Au début du volume de Saunders (Lectures on the Civil Code of Louisiana), Juge de l'État de la Louisiane, un éminent avocat, H. P. Dart, a écrit un remarquable article sur les sources du Droit Civil de la Louisiane. Il est obligé lui aussi de reconnaître que Saunders admet l'infiltration de la Common Law dans le Droit Civil Français de la Louisiane. Voici ce qu'il dit:

It is his belief (Saunders) that judicial construction has had a tendency to import Common Law into our jurisprudence, perhaps unintentionally or because so much of our system is not dependent upon the Civil Law of France and Rome. He lays the blame upon court and legislature, and he warns us that we will soon lose touch altogether with the law of our origin, unless a higher standard of legal education is required by the Legislature or by the Supreme Court.
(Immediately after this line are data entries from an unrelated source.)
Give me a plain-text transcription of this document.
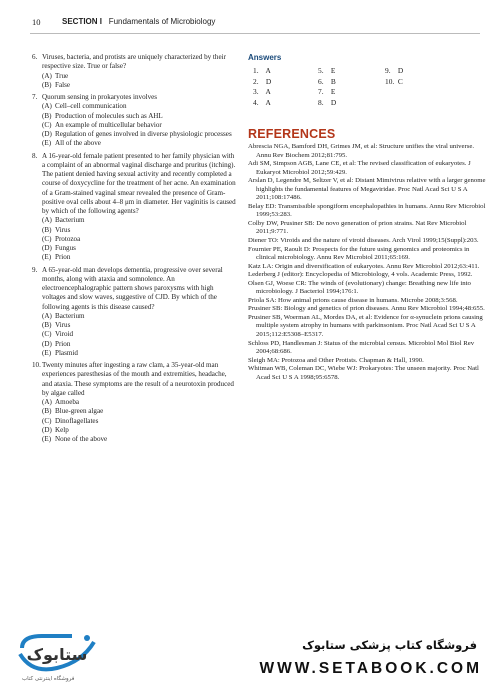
10	SECTION I Fundamentals of Microbiology
6. Viruses, bacteria, and protists are uniquely characterized by their respective size. True or false?
(A) True
(B) False
7. Quorum sensing in prokaryotes involves
(A) Cell–cell communication
(B) Production of molecules such as AHL
(C) An example of multicellular behavior
(D) Regulation of genes involved in diverse physiologic processes
(E) All of the above
8. A 16-year-old female patient presented to her family physician with a complaint of an abnormal vaginal discharge and pruritus (itching). The patient denied having sexual activity and recently completed a course of doxycycline for the treatment of her acne. An examination of a Gram-stained vaginal smear revealed the presence of Gram-positive oval cells about 4–8 μm in diameter. Her vaginitis is caused by which of the following agents?
(A) Bacterium
(B) Virus
(C) Protozoa
(D) Fungus
(E) Prion
9. A 65-year-old man develops dementia, progressive over several months, along with ataxia and somnolence. An electroencephalographic pattern shows paroxysms with high voltages and slow waves, suggestive of CJD. By which of the following agents is this disease caused?
(A) Bacterium
(B) Virus
(C) Viroid
(D) Prion
(E) Plasmid
10. Twenty minutes after ingesting a raw clam, a 35-year-old man experiences paresthesias of the mouth and extremities, headache, and ataxia. These symptoms are the result of a neurotoxin produced by algae called
(A) Amoeba
(B) Blue-green algae
(C) Dinoflagellates
(D) Kelp
(E) None of the above
Answers
1. A
2. D
3. A
4. A
5. E
6. B
7. E
8. D
9. D
10. C
REFERENCES
Abrescia NGA, Bamford DH, Grimes JM, et al: Structure unifies the viral universe. Annu Rev Biochem 2012;81:795.
Adi SM, Simpson AGB, Lane CE, et al: The revised classification of eukaryotes. J Eukaryot Microbiol 2012;59:429.
Arslan D, Legendre M, Seltzer V, et al: Distant Mimivirus relative with a larger genome highlights the fundamental features of Megaviridae. Proc Natl Acad Sci U S A 2011;108:17486.
Belay ED: Transmissible spongiform encephalopathies in humans. Annu Rev Microbiol 1999;53:283.
Colby DW, Prusiner SB: De novo generation of prion strains. Nat Rev Microbiol 2011;9:771.
Diener TO: Viroids and the nature of viroid diseases. Arch Virol 1999;15(Suppl):203.
Fournier PE, Raoult D: Prospects for the future using genomics and proteomics in clinical microbiology. Annu Rev Microbiol 2011;65:169.
Katz LA: Origin and diversification of eukaryotes. Annu Rev Microbiol 2012;63:411.
Lederberg J (editor): Encyclopedia of Microbiology, 4 vols. Academic Press, 1992.
Olsen GJ, Woese CR: The winds of (evolutionary) change: Breathing new life into microbiology. J Bacteriol 1994;176:1.
Priola SA: How animal prions cause disease in humans. Microbe 2008;3:568.
Prusiner SB: Biology and genetics of prion diseases. Annu Rev Microbiol 1994;48:655.
Prusiner SB, Woerman AL, Mordes DA, et al: Evidence for α-synuclein prions causing multiple system atrophy in humans with parkinsonism. Proc Natl Acad Sci U S A 2015;112:E5308–E5317.
Schloss PD, Handlesman J: Status of the microbial census. Microbiol Mol Biol Rev 2004;68:686.
Sleigh MA: Protozoa and Other Protists. Chapman & Hall, 1990.
Whitman WB, Coleman DC, Wiebe WJ: Prokaryotes: The unseen majority. Proc Natl Acad Sci U S A 1998;95:6578.
ستابوک
فروشگاه اینترنتی کتاب
فروشگاه کتاب پزشکی ستابوک
WWW.SETABOOK.COM
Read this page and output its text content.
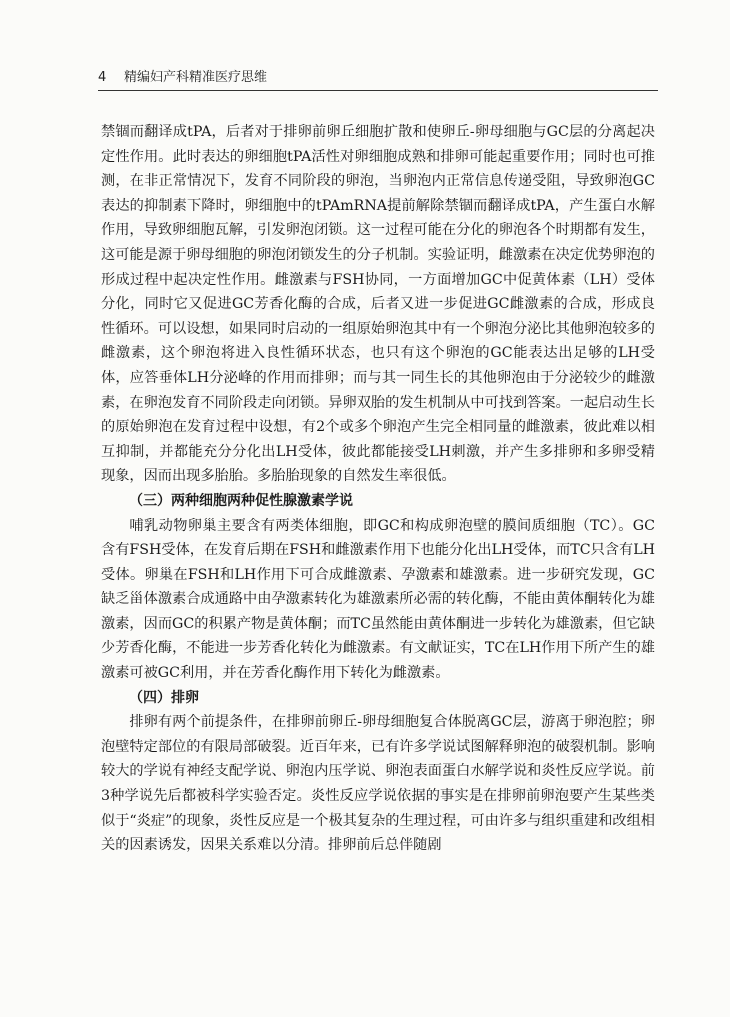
4 精编妇产科精准医疗思维

禁锢而翻译成tPA，后者对于排卵前卵丘细胞扩散和使卵丘-卵母细胞与GC层的分离起决定性作用。此时表达的卵细胞tPA活性对卵细胞成熟和排卵可能起重要作用；同时也可推测，在非正常情况下，发育不同阶段的卵泡，当卵泡内正常信息传递受阻，导致卵泡GC表达的抑制素下降时，卵细胞中的tPAmRNA提前解除禁锢而翻译成tPA，产生蛋白水解作用，导致卵细胞瓦解，引发卵泡闭锁。这一过程可能在分化的卵泡各个时期都有发生，这可能是源于卵母细胞的卵泡闭锁发生的分子机制。实验证明，雌激素在决定优势卵泡的形成过程中起决定性作用。雌激素与FSH协同，一方面增加GC中促黄体素（LH）受体分化，同时它又促进GC芳香化酶的合成，后者又进一步促进GC雌激素的合成，形成良性循环。可以设想，如果同时启动的一组原始卵泡其中有一个卵泡分泌比其他卵泡较多的雌激素，这个卵泡将进入良性循环状态，也只有这个卵泡的GC能表达出足够的LH受体，应答垂体LH分泌峰的作用而排卵；而与其一同生长的其他卵泡由于分泌较少的雌激素，在卵泡发育不同阶段走向闭锁。异卵双胎的发生机制从中可找到答案。一起启动生长的原始卵泡在发育过程中设想，有2个或多个卵泡产生完全相同量的雌激素，彼此难以相互抑制，并都能充分分化出LH受体，彼此都能接受LH刺激，并产生多排卵和多卵受精现象，因而出现多胎胎。多胎胎现象的自然发生率很低。

（三）两种细胞两种促性腺激素学说

哺乳动物卵巢主要含有两类体细胞，即GC和构成卵泡壁的膜间质细胞（TC）。GC含有FSH受体，在发育后期在FSH和雌激素作用下也能分化出LH受体，而TC只含有LH受体。卵巢在FSH和LH作用下可合成雌激素、孕激素和雄激素。进一步研究发现，GC缺乏甾体激素合成通路中由孕激素转化为雄激素所必需的转化酶，不能由黄体酮转化为雄激素，因而GC的积累产物是黄体酮；而TC虽然能由黄体酮进一步转化为雄激素，但它缺少芳香化酶，不能进一步芳香化转化为雌激素。有文献证实，TC在LH作用下所产生的雄激素可被GC利用，并在芳香化酶作用下转化为雌激素。

（四）排卵

排卵有两个前提条件，在排卵前卵丘-卵母细胞复合体脱离GC层，游离于卵泡腔；卵泡壁特定部位的有限局部破裂。近百年来，已有许多学说试图解释卵泡的破裂机制。影响较大的学说有神经支配学说、卵泡内压学说、卵泡表面蛋白水解学说和炎性反应学说。前3种学说先后都被科学实验否定。炎性反应学说依据的事实是在排卵前卵泡要产生某些类似于“炎症”的现象，炎性反应是一个极其复杂的生理过程，可由许多与组织重建和改组相关的因素诱发，因果关系难以分清。排卵前后总伴随剧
Quelle que soit la valeur des autorités étrangères qui nous ont été citées, je crois qu'elles ne peuvent pas lier cette Cour. Elles reflètent une économie du droit civil qui ne correspond nullement à la nôtre.

Pour les raisons ci-dessus, je suis d'opinion que l'appel droit être rejeté avec dépens.

Appeal dismissed with costs.

Attorneys for the appellant: Meyerovitch & Levy, Montreal.

Attorney for the respondent: A. A. McGrory, Ottawa.



1 [1960] Ex. C.R. 83, [1959] C.T.C. 460, 59 D.T.C. 1280.

2 [1960] Ex. C.R. 83, [1959] C.T.C. 460, 59 D.T.C. 1280.

3 [1926] S.C.R. 457 at 464, 1 D.T.C. 85, (1917-27) C.T.C. 290.

4 [1944] Ex. C.R. 170 at 180, 2 D.T.C. 655, [1944] C.T.C. 75.

5 (1918), 58 S.C.R. 96 at 105, 46 D.L.R. 369.

6 (1918), 58 S.C.R. 96, 46 D.L.R 369.